‘De digitalisering van wetenschappelijke informatie is niet alleen onontkoombaar, zij is ook een verrijking. Wetenschappelijke teksten waren nog nooit zo gemakkelijk over de hele wereld beschikbaar. Het enige waar we voor moeten waken is dat het boek hierdoor op de achtergrond raakt’, aldus Nol Verhagen, directeur van de Universiteitsbibliotheek van de UvA, gisteravond in Spui25.
Verhagen nam deel aan het eerste deel uit een reeks debatten over de toekomst van het boek, georganiseerd door de medenzeggenschap van de Faculteit Geesteswetenschappen. De hoofdvraag van de avond: wat heeft de steeds verdergaande digitalisering voor implicaties voor het boek?
Over de digitalisering van wetenschappelijke artikelen zelf was de UB directeur optimistisch. ‘Vrijwel alle boeken die nu de bibliotheek binnen komen zijn ook digitaal beschikbaar. Dit maakt voor het voortbestaan van die boeken niet zoveel uit, die zijn er immers al.
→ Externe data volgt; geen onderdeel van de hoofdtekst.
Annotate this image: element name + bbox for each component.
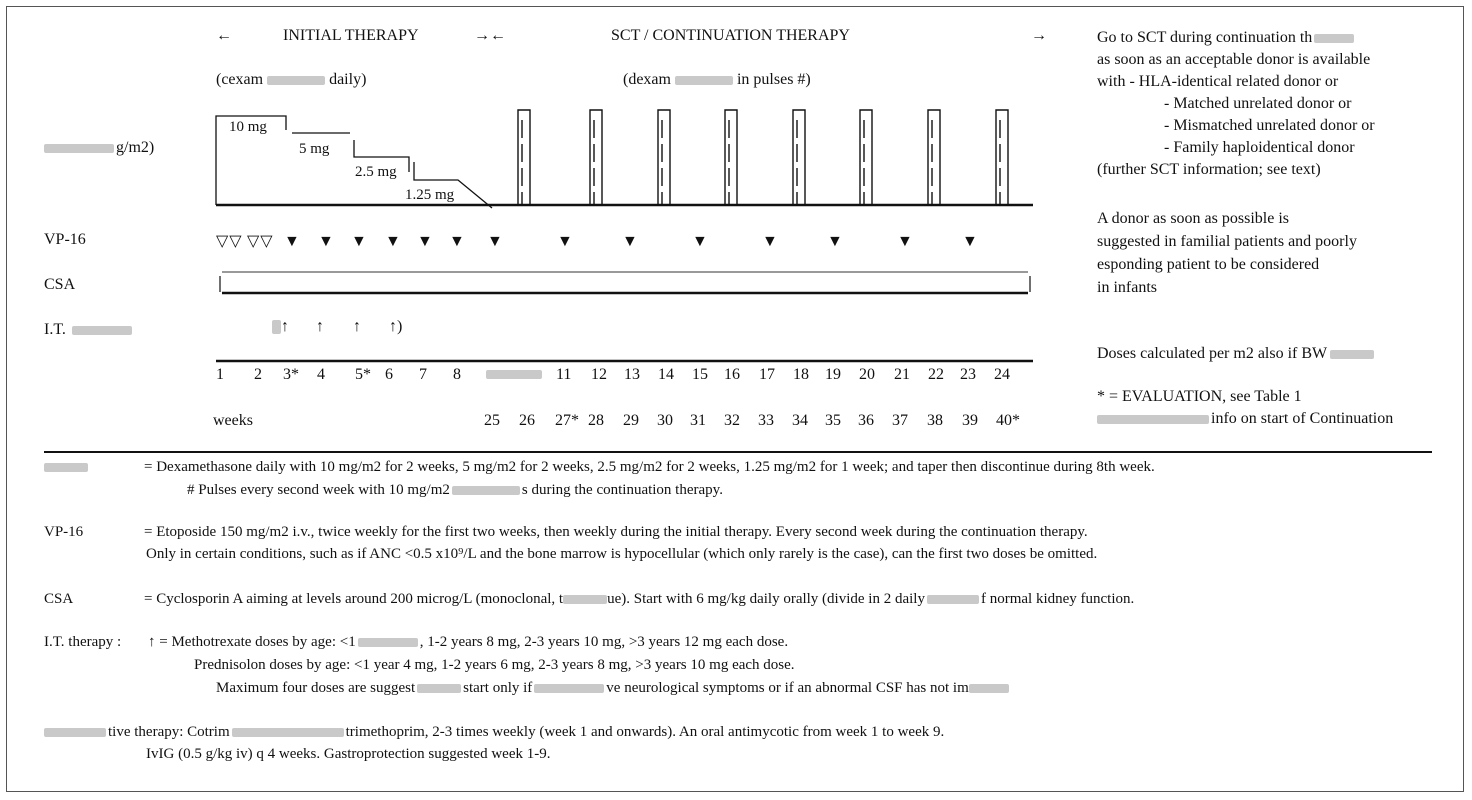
week-label: 22 <box>928 366 944 383</box>
week-label: 16 <box>724 366 740 383</box>
it-arrow-3: ↑ <box>353 318 361 335</box>
dex-pulse <box>928 110 940 205</box>
legend-it-line3: Maximum four doses are suggest start only if ve neurological symptoms or if an abnormal CSF has not im <box>216 679 1009 697</box>
week-label: 21 <box>894 366 910 383</box>
week-label: 27* <box>555 412 579 429</box>
week-label: 30 <box>657 412 673 429</box>
legend-dex-line2: # Pulses every second week with 10 mg/m2 s during the continuation therapy. <box>187 482 723 498</box>
week-label: 7 <box>419 366 427 383</box>
sct-subtitle: (dexam in pulses #) <box>623 71 811 88</box>
dose-5mg: 5 mg <box>299 141 330 157</box>
arrow-right: → <box>1031 27 1047 44</box>
legend-vp16-line2: Only in certain conditions, such as if ANC <0.5 x10⁹/L and the bone marrow is hypocellular (which only rarely is the case), can the first two doses be omitted. <box>146 546 1098 562</box>
week-label: 32 <box>724 412 740 429</box>
vp16-dose-mark: ▼ <box>351 233 367 250</box>
week-label: 12 <box>591 366 607 383</box>
legend-it-label: I.T. therapy : <box>44 634 122 650</box>
vp16-dose-mark: ▼ <box>449 233 465 250</box>
vp16-dose-mark: ▼ <box>897 233 913 250</box>
doses-note: Doses calculated per m2 also if BW <box>1097 345 1374 363</box>
vp16-open-marks-1: ▽▽ <box>216 233 243 250</box>
dex-taper-steps <box>216 116 492 208</box>
initial-subtitle: (cexam daily) <box>216 71 367 88</box>
legend-dex-label <box>44 458 88 476</box>
legend-supportive-line1: tive therapy: Cotrim trimethoprim, 2-3 times weekly (week 1 and onwards). An oral antimycotic from week 1 to week 9. <box>44 723 944 741</box>
week-label: 26 <box>519 412 535 429</box>
vp16-dose-mark: ▼ <box>762 233 778 250</box>
legend-vp16-label: VP-16 <box>44 524 84 540</box>
evaluation-note-2: info on start of Continuation <box>1097 410 1393 428</box>
week-label: 6 <box>385 366 393 383</box>
dose-10mg: 10 mg <box>229 119 267 135</box>
week-label: 5* <box>355 366 371 383</box>
legend-it-line2: Prednisolon doses by age: <1 year 4 mg, 1-2 years 6 mg, 2-3 years 8 mg, >3 years 10 mg each dose. <box>194 657 795 673</box>
legend-supportive-line2: IvIG (0.5 g/kg iv) q 4 weeks. Gastroprotection suggested week 1-9. <box>146 746 551 762</box>
vp16-dose-mark: ▼ <box>417 233 433 250</box>
vp16-dose-mark: ▼ <box>284 233 300 250</box>
week-label: 37 <box>892 412 908 429</box>
week-label: 35 <box>825 412 841 429</box>
legend-csa-line: = Cyclosporin A aiming at levels around 200 microg/L (monoclonal, t ue). Start with 6 mg/kg daily orally (divide in 2 daily f normal kidney function. <box>144 591 1135 607</box>
dose-2-5mg: 2.5 mg <box>355 164 397 180</box>
weeks-9-10-redacted <box>486 370 542 379</box>
week-label: 28 <box>588 412 604 429</box>
week-label: 1 <box>216 366 224 383</box>
vp16-dose-mark: ▼ <box>827 233 843 250</box>
csa-bar <box>220 272 1030 293</box>
it-arrow-2: ↑ <box>316 318 324 335</box>
it-marks: ↑ <box>272 318 289 336</box>
sct-note: Go to SCT during continuation th as soon as an acceptable donor is available with - HLA-identical related donor or - Matched unrelated donor or - Mismatched unrelated donor or - Family haploidentical donor (further SCT information; see text) <box>1097 29 1375 178</box>
vp16-dose-mark: ▼ <box>622 233 638 250</box>
vp16-dose-mark: ▼ <box>385 233 401 250</box>
week-label: 2 <box>254 366 262 383</box>
week-label: 3* <box>283 366 299 383</box>
week-label: 36 <box>858 412 874 429</box>
week-label: 33 <box>758 412 774 429</box>
it-row-label: I.T. <box>44 321 132 339</box>
vp16-dose-mark: ▼ <box>962 233 978 250</box>
dose-1-25mg: 1.25 mg <box>405 187 455 203</box>
week-label: 11 <box>556 366 572 383</box>
sct-continuation-title: SCT / CONTINUATION THERAPY <box>611 27 850 44</box>
legend-it-line1: ↑ = Methotrexate doses by age: <1 , 1-2 years 8 mg, 2-3 years 10 mg, >3 years 12 mg each dose. <box>148 634 789 650</box>
arrow-mid: →← <box>474 27 506 44</box>
week-label: 8 <box>453 366 461 383</box>
dex-pulse <box>996 110 1008 205</box>
dex-pulse <box>518 110 530 205</box>
week-label: 4 <box>317 366 325 383</box>
week-label: 19 <box>825 366 841 383</box>
week-label: 24 <box>994 366 1010 383</box>
dex-pulse <box>793 110 805 205</box>
it-arrow-4: ↑) <box>389 318 403 335</box>
week-label: 14 <box>658 366 674 383</box>
initial-therapy-title: INITIAL THERAPY <box>283 27 419 44</box>
week-label: 29 <box>623 412 639 429</box>
week-label: 38 <box>927 412 943 429</box>
legend-csa-label: CSA <box>44 591 74 607</box>
week-label: 20 <box>859 366 875 383</box>
donor-note: A donor as soon as possible is suggested in familial patients and poorly esponding patient to be considered in infants <box>1097 210 1357 296</box>
dex-pulse <box>725 110 737 205</box>
legend-vp16-line1: = Etoposide 150 mg/m2 i.v., twice weekly for the first two weeks, then weekly during the initial therapy. Every second week during the continuation therapy. <box>144 524 1088 540</box>
week-label: 40* <box>996 412 1020 429</box>
dex-pulses <box>518 110 1008 205</box>
vp16-open-marks-2: ▽▽ <box>247 233 274 250</box>
weeks-label: weeks <box>213 412 253 429</box>
week-label: 23 <box>960 366 976 383</box>
week-label: 39 <box>962 412 978 429</box>
legend-dex-line1: = Dexamethasone daily with 10 mg/m2 for 2 weeks, 5 mg/m2 for 2 weeks, 2.5 mg/m2 for 2 weeks, 1.25 mg/m2 for 1 week; and taper then discontinue during 8th week. <box>144 459 1155 475</box>
evaluation-note: * = EVALUATION, see Table 1 <box>1097 388 1302 405</box>
dex-pulse <box>658 110 670 205</box>
dex-pulse <box>590 110 602 205</box>
week-label: 13 <box>624 366 640 383</box>
week-label: 31 <box>690 412 706 429</box>
week-label: 18 <box>793 366 809 383</box>
vp16-row-label: VP-16 <box>44 231 86 248</box>
dexamethasone-row-label: g/m2) <box>44 139 154 157</box>
vp16-dose-mark: ▼ <box>557 233 573 250</box>
vp16-dose-mark: ▼ <box>487 233 503 250</box>
week-label: 17 <box>759 366 775 383</box>
week-label: 15 <box>692 366 708 383</box>
vp16-dose-mark: ▼ <box>692 233 708 250</box>
dex-pulse <box>860 110 872 205</box>
week-label: 34 <box>792 412 808 429</box>
arrow-left: ← <box>216 27 232 44</box>
csa-row-label: CSA <box>44 276 76 293</box>
vp16-dose-mark: ▼ <box>318 233 334 250</box>
week-label: 25 <box>484 412 500 429</box>
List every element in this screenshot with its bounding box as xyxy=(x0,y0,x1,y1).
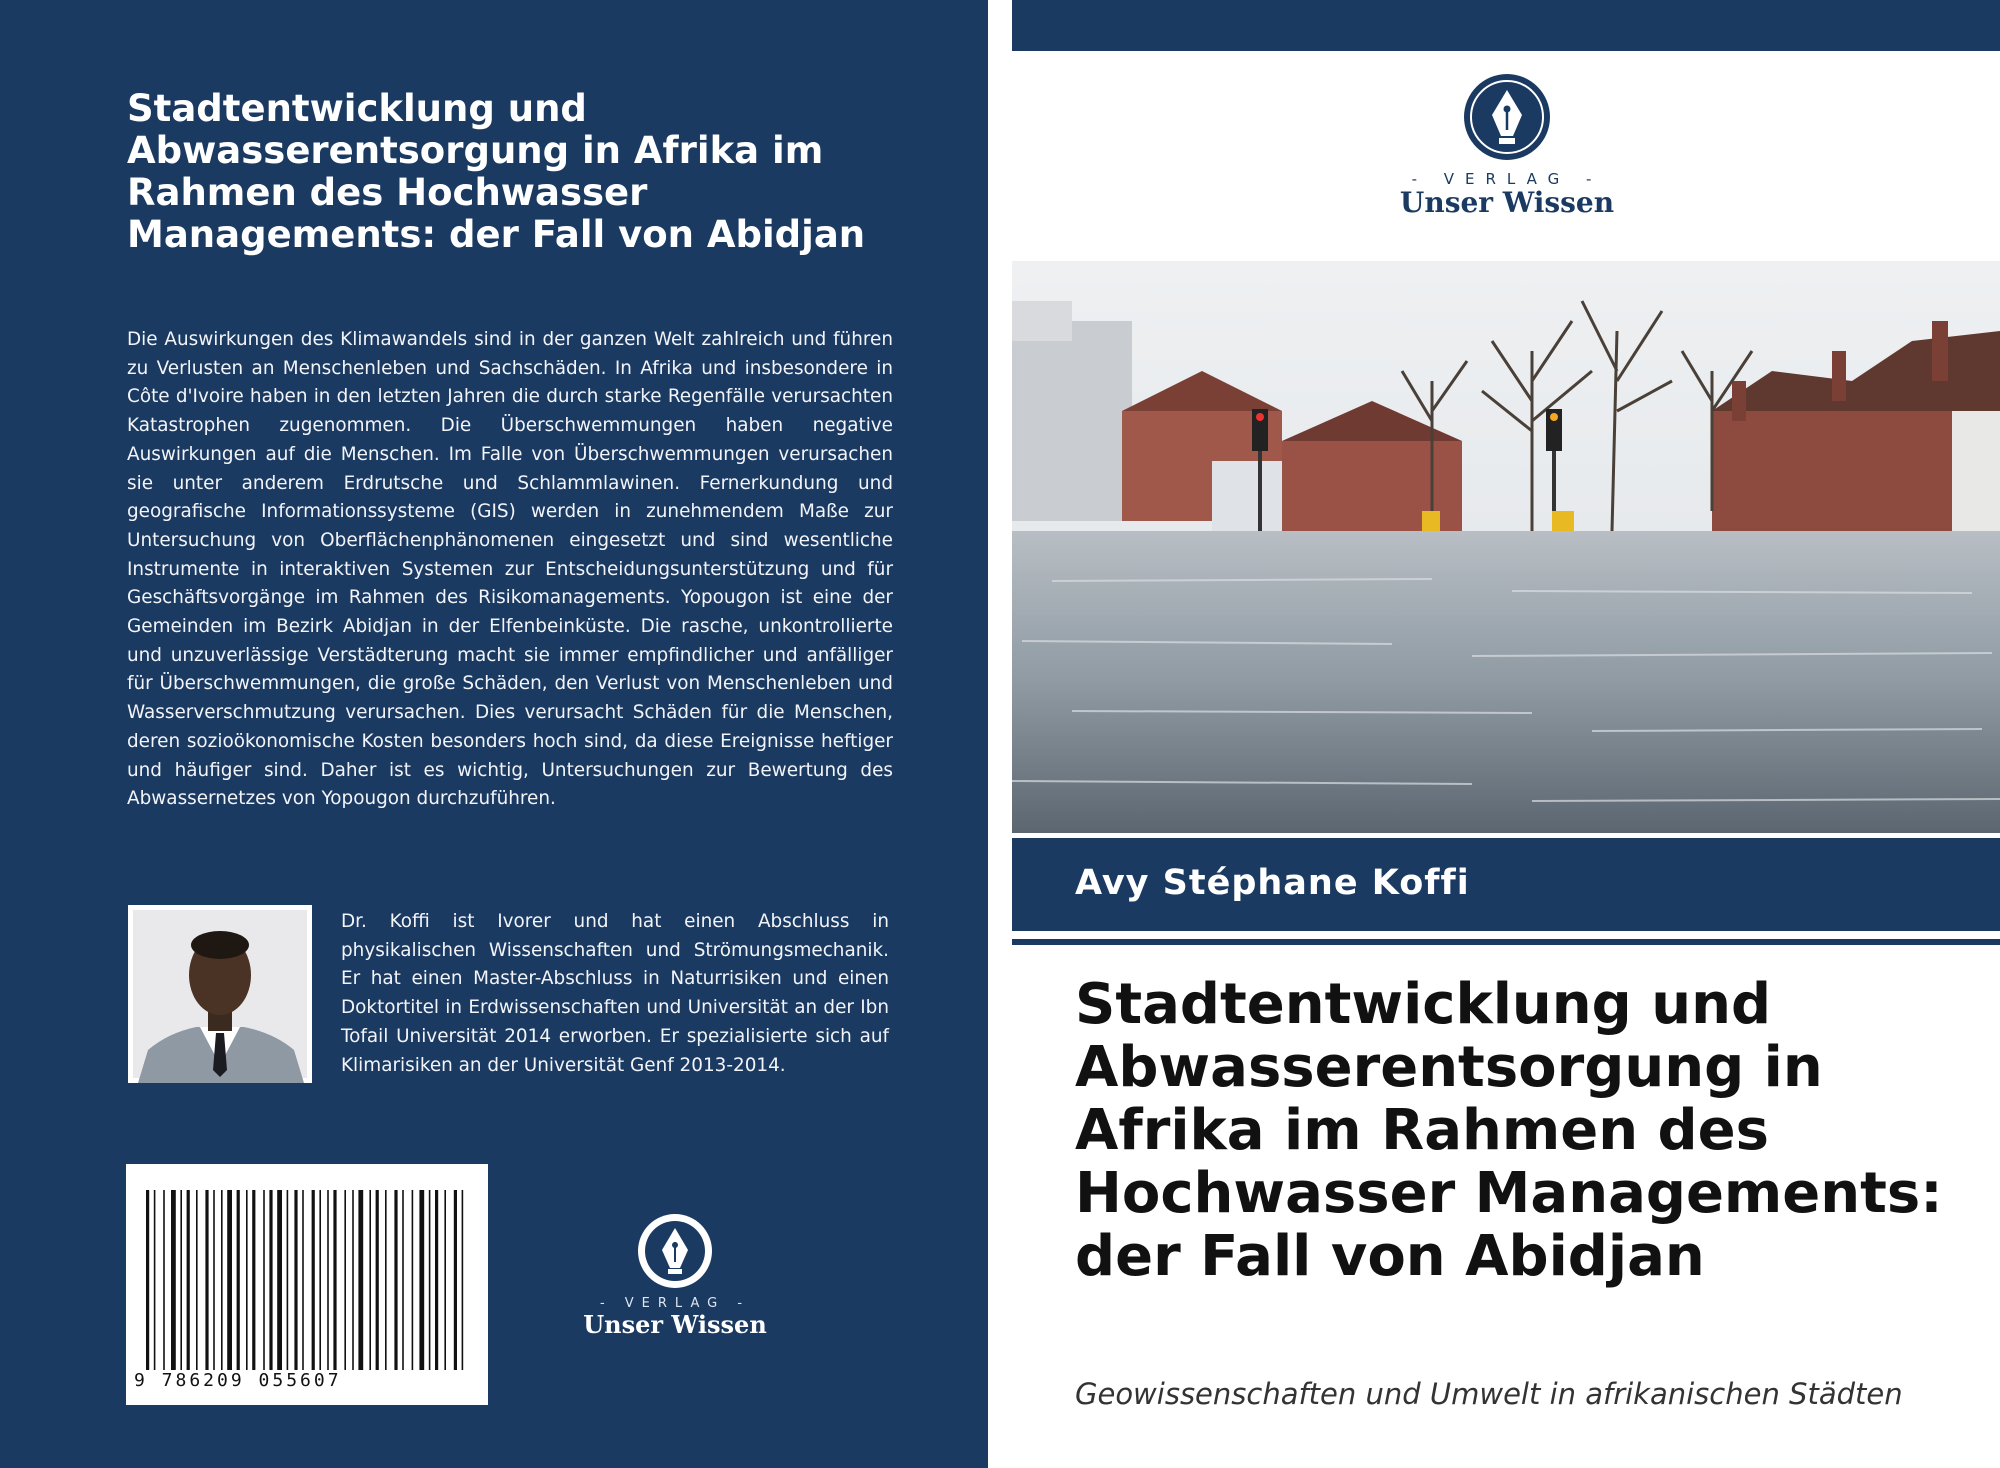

Sterker nog: hun inhoud wordt met een groter publiek gedeeld.’
Daarbij gaf hij echter wel aan het analoge boek in geen geval vervangen te willen zien worden door de digitale tekst. ‘De wereld van het boek is een geheel andere wereld dan die van het internet, maar ze kunnen elkaar zeker aanvullen,' aldus Verhagen.
UvA-hoogleraar boekwetenschap Lisa Kuitert ging nog een stapje verder door te stellen dat boeken stukken belangrijker zijn voor de beleving. ‘Je onthoudt meer omdat je in de regel intensiever met een boek bezig bent. Op het internet wordt vaker gescand.’
Ook studente Esther Crabbendam benadrukte voornamelijk het belang van analoge teksten. ‘Wanneer ik op internet informatie zoek met een trefwoord krijg ik precies die informatie die ik hebben wil. Ga ik daarentegen de bibliotheek in, dan ontdek ik juist dat ene hoofdstuk of die extra invalshoek die ik met mijn zoekterm nooit gevonden had.’
Nol Verhagen zelf bleef echter milder gestemd over de digitale revolutie. 'Zolang we het boek maar blijven waarderen.’